A review of the records would indeed show that no formal investigation was conducted by IBP on the case.

Complainants against lawyers for misconduct are normally addressed to the Court. If, at the outset, the Court finds a complaint to be clearly wanting in merit, it outrightly dismisses the case. If, however, the Court deems it necessary that further inquiry should be made, such as when the matter could not be resolved by merely evaluating the pleadings submitted, a referral is made to the IBP for a formal investigation of the case during which the parties are accorded an opportunity to be heard. An ex parte investigation may only be conducted when respondent fails to appear despite reasonable notice. Hereunder are some of the pertinent provisions of Rule 139-B of the Rules of Court on this matter; viz:
"SEC. 3. Duties of the National Grievance Investigator. – The National Grievance Investigators shall investigate all complaints against members of the Integrated Bar referred to them by the IBP Board of Governors.

"x x x   x x x   x x x

"SEC. 5. Service or dismissal. – If the complaint appears to be meritorious, the Investigator shall direct that a copy thereof be served upon the respondent, requiring him to answer the same within fifteen (15) days from the date of service. If the complaint does not merit action, or if the answer shows to the satisfaction of the Investigator that the complaint is not meritorious, the same may be dismissed by the Board of Governors upon his recommendation. A copy of the resolution of dismissal shall be furnished the complainant and the Supreme Court which may review the case motu proprio or upon timely appeal of the complainant filed within 15 days from notice of the dismissal of the complaint.
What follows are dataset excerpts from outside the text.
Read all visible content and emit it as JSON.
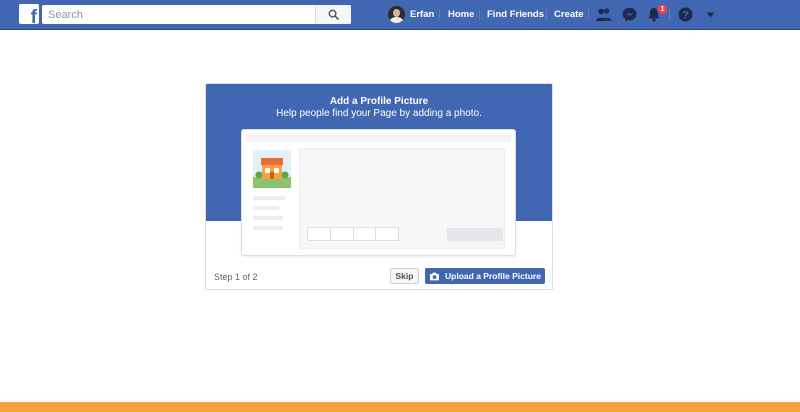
{
  "colors": {
    "brand": "#4267b2",
    "badge": "#fa3e3e",
    "page_background": "#ffffff",
    "bottom_strip": "#f5a23c"
  },
  "topbar": {
    "logo_letter": "f",
    "search": {
      "placeholder": "Search",
      "value": "",
      "icon": "search-icon"
    },
    "user": {
      "name": "Erfan",
      "icon": "avatar"
    },
    "nav": {
      "home": "Home",
      "find_friends": "Find Friends",
      "create": "Create"
    },
    "icons": {
      "friend_requests": "friend-requests-icon",
      "messages": "messenger-icon",
      "notifications": "bell-icon",
      "help": "question-icon",
      "menu": "caret-down-icon"
    },
    "notification_count": "1"
  },
  "dialog": {
    "title": "Add a Profile Picture",
    "subtitle": "Help people find your Page by adding a photo.",
    "step": "Step 1 of 2",
    "skip_label": "Skip",
    "upload_label": "Upload a Profile Picture",
    "upload_icon": "camera-icon",
    "preview_photo_icon": "storefront-icon"
  }
}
"No investigation shall be interrupted or terminated by reason of the desistance, settlement, compromise, restitution, withdrawal of the charges, or failure of the complainant to prosecute the same.

"x x x  x x x  x x x.

"SEC. 8. Investigation. – Upon joinder of issues or upon failure of the respondent to answer, the Investigator shall, with deliberate speed, proceed with the investigation of the case. He shall have the power to issue subpoenas and administer oaths. The respondent shall be given full opportunity to defend himself, to present witnesses on his behalf and be heard by himself and counsel. However, if upon reasonable notice, the respondent fails to appear, the investigation shall proceed ex parte.

"The Investigator shall terminate the investigation within three (3) months from the date of its commencement, unless extended for good cause by the Board of Governors upon prior application.

"Willful failure to refusal to obey a subpoena or any other lawful order issued by the Investigator shall be dealt with as for indirect contempt of Court. The corresponding charge shall be filed by the Investigator before the IBP Board of Governors which shall require the alleged contemnor to show cause within ten (10) days from notice. The IBP Board of Governors may thereafter conduct hearings, if necessary, in accordance with the procedure set forth in this Rule for hearings before the Investigator. Such hearing shall as far as practicable be terminated within fifteen (15) days from its commencement. Thereafter, the IBP Board of Governors shall within a like period of fifteen (15) days issue a resolution setting forth its findings and recommendations, which shall forthwith be transmitted to the Supreme Court for final action and if warranted, the imposition of penalty."
The procedures outlined by the Rules are meant to ensure that the innocents are spared from wrongful condemnation and that only the guilty are meted their just due. Obviously, these requirements cannot be taken lightly.

WHEREFORE, the instant administrative case is REMANDED to the Integrated Bar of the Philippines for further proceedings conformably with the above disquisition and to act on this referral with dispatch.


Melo, (Chairman), Panganiban, Purisima, and Gonzaga-Reyes, JJ., concur.